Размер шрифта
-
+

Люди, годы, жизнь. Под колесами времени. Книги первая, вторая, третья - стр. 93

После Февральской революции в «Ротонду» как-то пришли русские солдаты из бригады, которую царское правительство направило на Западный фронт: им сказали, что здесь они смогут разыскать русских эмигрантов. Солдаты требовали, чтобы их отправили в Россию. Полиция начала придираться к Либиону; говорили, будто «Ротонда» – главная квартира революционеров; запретили посещение этого кафе военными; Либиону нанесли серьезные убытки; ко всему он испугался: время было скверное, Клемансо решил закрутить гайки покрепче, полиция бесчинствовала. Повздыхав, покряхтев, Либион продал «Ротонду» другому кабатчику, а сам купил небольшое кафе в спокойном месте – подальше от художников. Но тогда-то он понял, что обыкновенные посетители ему не интересны. Иногда он приходил в «Ротонду», садился в темный угол, заказывал стакан пива и тоскливо глядел по сторонам. Несколько лет спустя он умер; хоронить его пришли художники, поэты; некоторые стали к тому времени известными, и Либион, как многие его клиенты, узнал посмертную славу.
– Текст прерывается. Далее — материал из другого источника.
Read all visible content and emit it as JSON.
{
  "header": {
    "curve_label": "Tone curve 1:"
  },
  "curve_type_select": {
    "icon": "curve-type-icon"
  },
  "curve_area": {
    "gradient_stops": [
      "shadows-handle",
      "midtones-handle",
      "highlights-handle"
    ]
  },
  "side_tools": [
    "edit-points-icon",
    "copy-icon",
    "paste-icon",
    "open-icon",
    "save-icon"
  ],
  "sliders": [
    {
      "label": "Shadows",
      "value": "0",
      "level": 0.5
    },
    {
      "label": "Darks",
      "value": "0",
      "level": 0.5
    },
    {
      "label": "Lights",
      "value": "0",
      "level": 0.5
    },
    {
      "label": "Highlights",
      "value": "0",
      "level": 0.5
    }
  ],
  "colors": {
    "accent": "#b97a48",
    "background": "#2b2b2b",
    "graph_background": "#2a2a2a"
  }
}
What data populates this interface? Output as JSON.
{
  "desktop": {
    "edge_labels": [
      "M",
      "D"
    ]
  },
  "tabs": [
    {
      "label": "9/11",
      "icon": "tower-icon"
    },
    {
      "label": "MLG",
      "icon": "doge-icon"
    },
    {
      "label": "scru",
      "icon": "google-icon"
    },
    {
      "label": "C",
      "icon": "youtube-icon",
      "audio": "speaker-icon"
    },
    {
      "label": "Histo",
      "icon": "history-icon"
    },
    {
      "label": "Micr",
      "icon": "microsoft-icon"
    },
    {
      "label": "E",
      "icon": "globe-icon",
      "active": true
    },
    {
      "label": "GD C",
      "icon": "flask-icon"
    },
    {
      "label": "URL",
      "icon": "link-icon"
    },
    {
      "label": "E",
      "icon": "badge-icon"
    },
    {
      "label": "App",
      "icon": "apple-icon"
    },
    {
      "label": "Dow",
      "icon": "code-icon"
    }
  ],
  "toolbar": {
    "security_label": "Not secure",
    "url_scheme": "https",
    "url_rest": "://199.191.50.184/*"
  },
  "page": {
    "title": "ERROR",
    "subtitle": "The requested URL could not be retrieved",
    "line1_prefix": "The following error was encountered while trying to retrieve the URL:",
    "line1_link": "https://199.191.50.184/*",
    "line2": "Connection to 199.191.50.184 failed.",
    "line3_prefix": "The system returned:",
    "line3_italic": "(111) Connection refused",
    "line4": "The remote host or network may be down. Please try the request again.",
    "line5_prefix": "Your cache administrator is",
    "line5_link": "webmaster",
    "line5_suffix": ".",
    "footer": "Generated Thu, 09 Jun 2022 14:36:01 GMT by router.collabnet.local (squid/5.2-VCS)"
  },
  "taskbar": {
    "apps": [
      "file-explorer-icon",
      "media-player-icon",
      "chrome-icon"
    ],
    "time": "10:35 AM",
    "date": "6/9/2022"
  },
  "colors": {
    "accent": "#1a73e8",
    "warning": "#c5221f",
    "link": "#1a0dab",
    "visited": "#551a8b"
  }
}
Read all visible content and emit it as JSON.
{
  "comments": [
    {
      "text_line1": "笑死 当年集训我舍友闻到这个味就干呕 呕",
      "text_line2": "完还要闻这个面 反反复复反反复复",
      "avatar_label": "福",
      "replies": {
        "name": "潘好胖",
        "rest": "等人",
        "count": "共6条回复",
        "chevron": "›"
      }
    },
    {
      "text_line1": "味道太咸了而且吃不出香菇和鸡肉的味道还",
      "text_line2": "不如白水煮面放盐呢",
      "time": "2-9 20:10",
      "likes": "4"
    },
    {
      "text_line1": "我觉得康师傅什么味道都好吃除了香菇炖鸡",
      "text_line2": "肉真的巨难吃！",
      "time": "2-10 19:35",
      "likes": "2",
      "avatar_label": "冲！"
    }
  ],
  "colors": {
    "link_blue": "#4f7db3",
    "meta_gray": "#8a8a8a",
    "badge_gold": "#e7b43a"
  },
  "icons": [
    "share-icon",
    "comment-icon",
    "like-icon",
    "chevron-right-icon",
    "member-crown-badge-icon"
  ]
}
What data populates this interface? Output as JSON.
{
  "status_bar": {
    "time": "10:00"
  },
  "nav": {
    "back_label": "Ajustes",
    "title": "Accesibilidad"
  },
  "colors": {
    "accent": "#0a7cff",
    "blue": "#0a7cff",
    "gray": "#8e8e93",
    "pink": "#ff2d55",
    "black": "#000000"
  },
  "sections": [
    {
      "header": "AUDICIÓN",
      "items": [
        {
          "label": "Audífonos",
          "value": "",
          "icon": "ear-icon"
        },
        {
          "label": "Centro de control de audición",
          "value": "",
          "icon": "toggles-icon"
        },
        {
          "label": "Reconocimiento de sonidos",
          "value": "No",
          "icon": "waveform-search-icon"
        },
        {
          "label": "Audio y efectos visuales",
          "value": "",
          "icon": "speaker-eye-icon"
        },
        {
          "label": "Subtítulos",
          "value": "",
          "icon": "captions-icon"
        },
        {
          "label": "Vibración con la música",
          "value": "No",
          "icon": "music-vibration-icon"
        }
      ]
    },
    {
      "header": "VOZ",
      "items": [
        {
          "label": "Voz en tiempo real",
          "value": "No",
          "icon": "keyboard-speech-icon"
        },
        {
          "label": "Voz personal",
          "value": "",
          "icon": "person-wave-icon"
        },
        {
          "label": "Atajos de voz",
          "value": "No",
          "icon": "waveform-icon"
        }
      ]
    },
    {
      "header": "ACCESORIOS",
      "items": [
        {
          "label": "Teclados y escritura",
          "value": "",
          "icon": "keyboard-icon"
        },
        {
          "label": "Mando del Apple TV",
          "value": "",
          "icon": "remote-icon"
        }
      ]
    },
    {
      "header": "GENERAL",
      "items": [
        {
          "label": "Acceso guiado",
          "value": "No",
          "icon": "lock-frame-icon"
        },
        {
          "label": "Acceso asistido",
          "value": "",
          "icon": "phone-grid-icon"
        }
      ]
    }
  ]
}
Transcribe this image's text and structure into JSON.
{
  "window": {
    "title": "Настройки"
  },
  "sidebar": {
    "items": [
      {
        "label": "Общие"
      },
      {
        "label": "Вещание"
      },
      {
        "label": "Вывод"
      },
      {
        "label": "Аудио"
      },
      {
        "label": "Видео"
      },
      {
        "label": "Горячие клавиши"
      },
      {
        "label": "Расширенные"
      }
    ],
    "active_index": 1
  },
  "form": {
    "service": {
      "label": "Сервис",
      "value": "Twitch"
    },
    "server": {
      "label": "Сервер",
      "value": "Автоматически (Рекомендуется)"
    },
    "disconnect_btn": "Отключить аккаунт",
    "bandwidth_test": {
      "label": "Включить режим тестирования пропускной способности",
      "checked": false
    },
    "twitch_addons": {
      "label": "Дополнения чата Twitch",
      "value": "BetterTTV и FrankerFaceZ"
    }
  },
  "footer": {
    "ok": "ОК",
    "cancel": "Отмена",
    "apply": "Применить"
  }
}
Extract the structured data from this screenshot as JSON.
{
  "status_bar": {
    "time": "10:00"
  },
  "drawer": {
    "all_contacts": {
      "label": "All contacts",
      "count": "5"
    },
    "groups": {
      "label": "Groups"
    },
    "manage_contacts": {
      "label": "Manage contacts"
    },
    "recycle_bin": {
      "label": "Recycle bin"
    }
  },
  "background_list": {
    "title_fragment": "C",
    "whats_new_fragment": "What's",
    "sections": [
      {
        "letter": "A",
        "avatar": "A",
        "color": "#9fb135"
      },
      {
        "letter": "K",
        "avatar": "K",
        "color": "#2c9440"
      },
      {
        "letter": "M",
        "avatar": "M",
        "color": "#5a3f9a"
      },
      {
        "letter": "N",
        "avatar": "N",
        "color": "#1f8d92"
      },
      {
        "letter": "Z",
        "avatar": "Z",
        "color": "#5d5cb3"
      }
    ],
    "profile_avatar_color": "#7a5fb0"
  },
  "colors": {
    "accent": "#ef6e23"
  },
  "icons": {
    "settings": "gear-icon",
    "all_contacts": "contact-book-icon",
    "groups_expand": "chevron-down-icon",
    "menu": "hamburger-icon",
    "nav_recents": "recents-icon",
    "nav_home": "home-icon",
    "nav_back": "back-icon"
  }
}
Мой первый роман начинается с точной справки: «Я сидел, как всегда, в кафе на бульваре Монпарнас перед пустой чашкой и ждал, что кто-нибудь освободит меня и заплатит шесть су терпеливому официанту». Затем я рассказываю, что в кафе, вошел Хулио Хуренито, которого я принял за черта; это, конечно, вымысел. Я встретил в «Ротонде» людей, сыгравших крупную роль в моей жизни, но ни одного из них я не принял за черта – мы все тогда были и чертями и мучениками, которых черти жарят на сковородке. В театры мы ходили редко, не только потому, что у нас не было денег, – нам приходилось самим играть в длинной запутанной пьесе; не знаю, как ее назвать – фарсом, трагедией или цирковым обозрением; может быть, лучше всего к ней подойдет определение, придуманное Маяковским, – «мистерия-буфф».

Конечно, внешне «Ротонда» выглядела достаточно живописно: и смесь племен, и голод, и споры, и отверженность (признание современников пришло, как всегда, с опозданием). Именно эта живописность прельщает кинопостановщиков. Когда случайный посетитель, шофер или банковский служащий, выпив у стойки кофе с рюмочкой, заглядывал в мрачную комнату, он изумленно улыбался или, возмущенный, отворачивался: публика была необычайной даже для привыкших ко всему парижан.

Поражала прежде всего пестрота типов, языков – не то павильон международной выставки, не то черновая репетиция предстоящих конгрессов мира. Многие имена я забыл, но некоторые помню; одни из них стали известны всем, другие померкли. Вот далеко не полный список. Французские поэты Гийом Аполлинер, Макс Жакоб, Блез Сандрар, Кокто, Сальмон, художники Леже, Вламинк, Андре Лот, Метценже, Глез, Карно, Рамэ, Шанталь, критик Эли Фор; испанцы Пикассо, Хуан Грис, Мария Бланшар, журналист Корпус Варга; итальянцы Модильяни, Северини; мексиканцы Диего Ривера, Саррага; русские художники Шагал, Сутин, Ларионов, Гончарова, Штеренберг, Кремень, Федер, Фотинский, Маревна, Издебский, Дилевский, скульпторы Архипенко, Цадкин, Мещанинов, Инденбаум, Орлова; поляки Кислинг, Маркусси, Готтлиб, Зак, скульпторы Дуниковский, Липшиц; японцы Фужита и Кавашима; норвежский художник Пер Крог; датские скульпторы Якобсен и Фишер; болгарин Паскин. Вспомнить трудно – наверно, я много имен пропустил.